How the stations connect
The stations form a loop, not a pyramid. Design doc → tests-as-you-build → review for design → ship with observability → automate the repeatable → incident teaches → design doc for the fix.
A team that does all seven stations decently is unstoppable over years. A team that does any two of them brilliantly but skips the rest burns out.
Standards & Specs
Engineering craft lives in industry standards and canonical books more than in a single IETF spec. The authoritative references:
- Google SRE Book and SRE Workbook — the canonical reference for SLIs, SLOs, error budgets, on-call, and postmortem culture. Free to read.
- ISO/IEC/IEEE 29119 — Software testing — the formal test-strategy standard; most teams reinvent a subset of this and call it "our test plan."
- ISO/IEC 25010 — Software quality model — defines the quality characteristics (reliability, maintainability, security, portability, etc.) that every test strategy implicitly ranks.
- Agile Manifesto (2001) — short, still correct. What was lost in the ceremony that followed.
- IEEE 1044 — Standard Classification for Software Anomalies — the canonical taxonomy of defects; useful for incident classification.
- NIST SP 800-53 — Security and privacy controls — most review-for-design checklists eventually converge on a subset of these controls.
- OpenTelemetry spec — cross-vendor telemetry; the format your observability should emit in.
- Books — Nygard, Release It!; Hunt & Thomas, The Pragmatic Programmer; Fowler, Refactoring; Martin, Clean Code (read critically); Feathers, Working Effectively with Legacy Code; Allspaw & Robbins, Web Operations.
- Papers and essays — Allspaw, "The Infinite How"; Nygard, "Documenting Architecture Decisions" (ADRs); Fowler, "Continuous Integration"; Hughes, "Testing the Hard Stuff and Staying Sane" (property testing).
Test yourself
A team ships fast, reviews PRs in minutes, has 90% test coverage, and keeps having week-long outages once a quarter. Which station are they under-investing in?
Most likely Station 7 (incident response) or Station 5 (observability). Fast shipping + good review + high coverage is the senior-engineer stack. Outages that keep recurring mean the postmortems aren't producing durable action items — or the system is too opaque to diagnose inside an SLO budget. Look at the last three postmortems; if the action items are vague or uncompleted, that's the station.
A new engineer's PRs get rubber-stamped by reviewers who add only style comments. What practice is missing and where does it live?
Station 3 — reviewing for design, not style. The first reviewer question ("is this the right change?") is being skipped. Fix: set an explicit review checklist where the first item is "does this change belong?" and senior engineers model the behavior.

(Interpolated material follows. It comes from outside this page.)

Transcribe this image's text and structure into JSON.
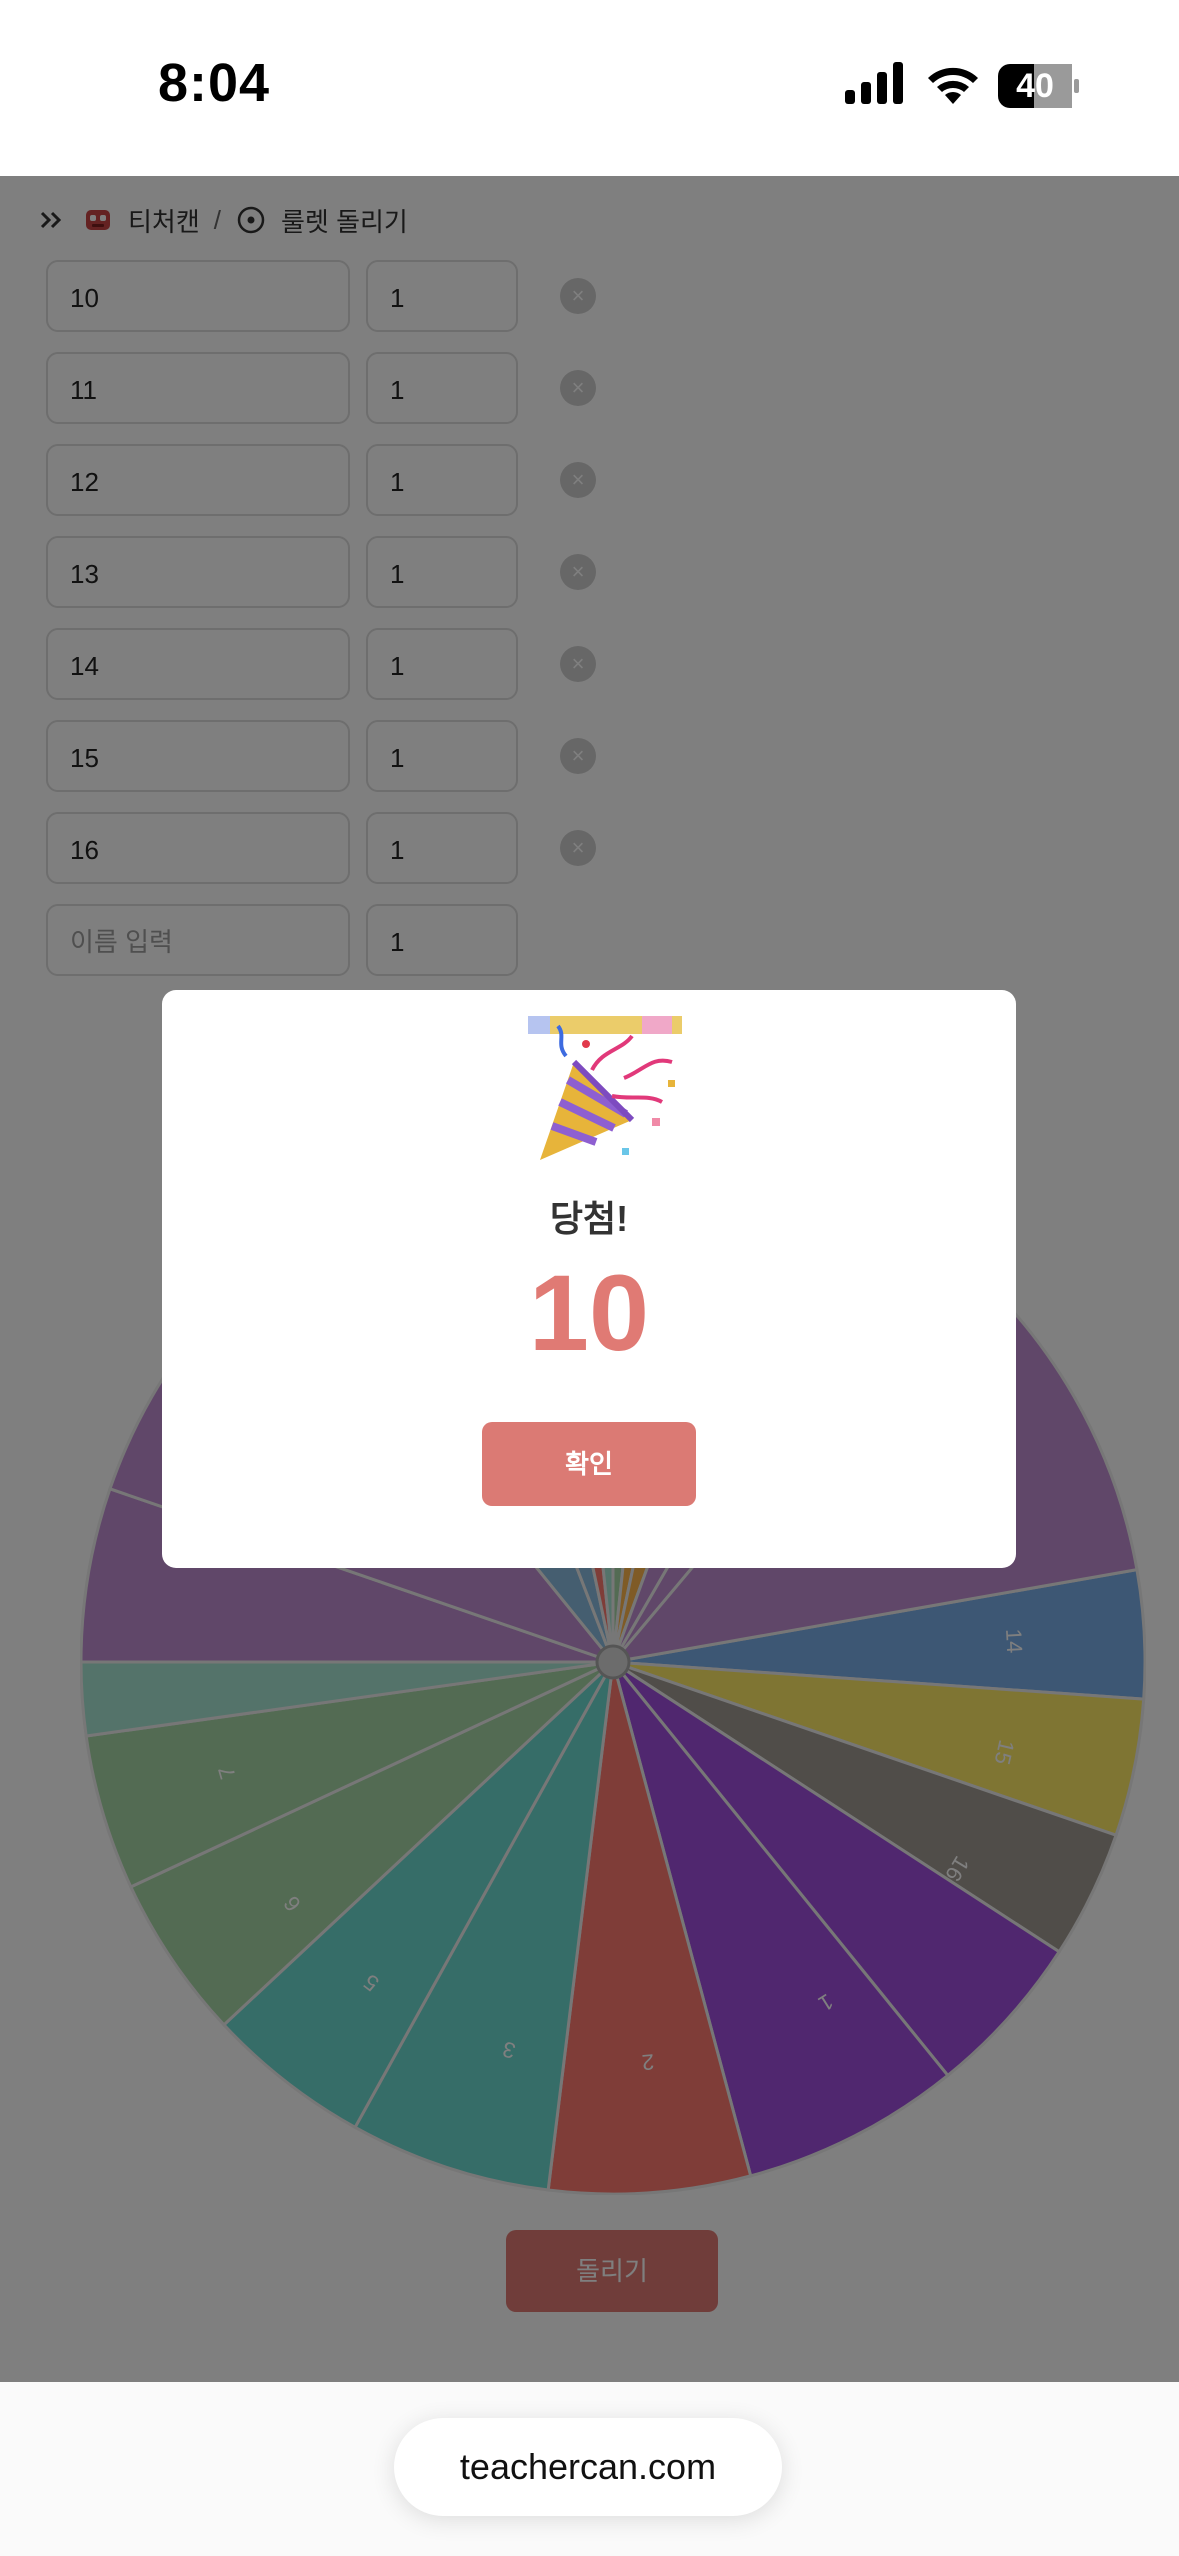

You inherit a service with full-text logs, no metrics, no traces. An incident happens. Predict the debugging experience and the first thing to add.
Debugging will be "grep and guess." You'll find the error eventually but won't know how common it is, whether it's degrading over time, or which upstream call it came from. First thing to add: structured logs with request IDs and a single metric (error rate). That unlocks the rest. Traces are the compounding win but also the larger investment.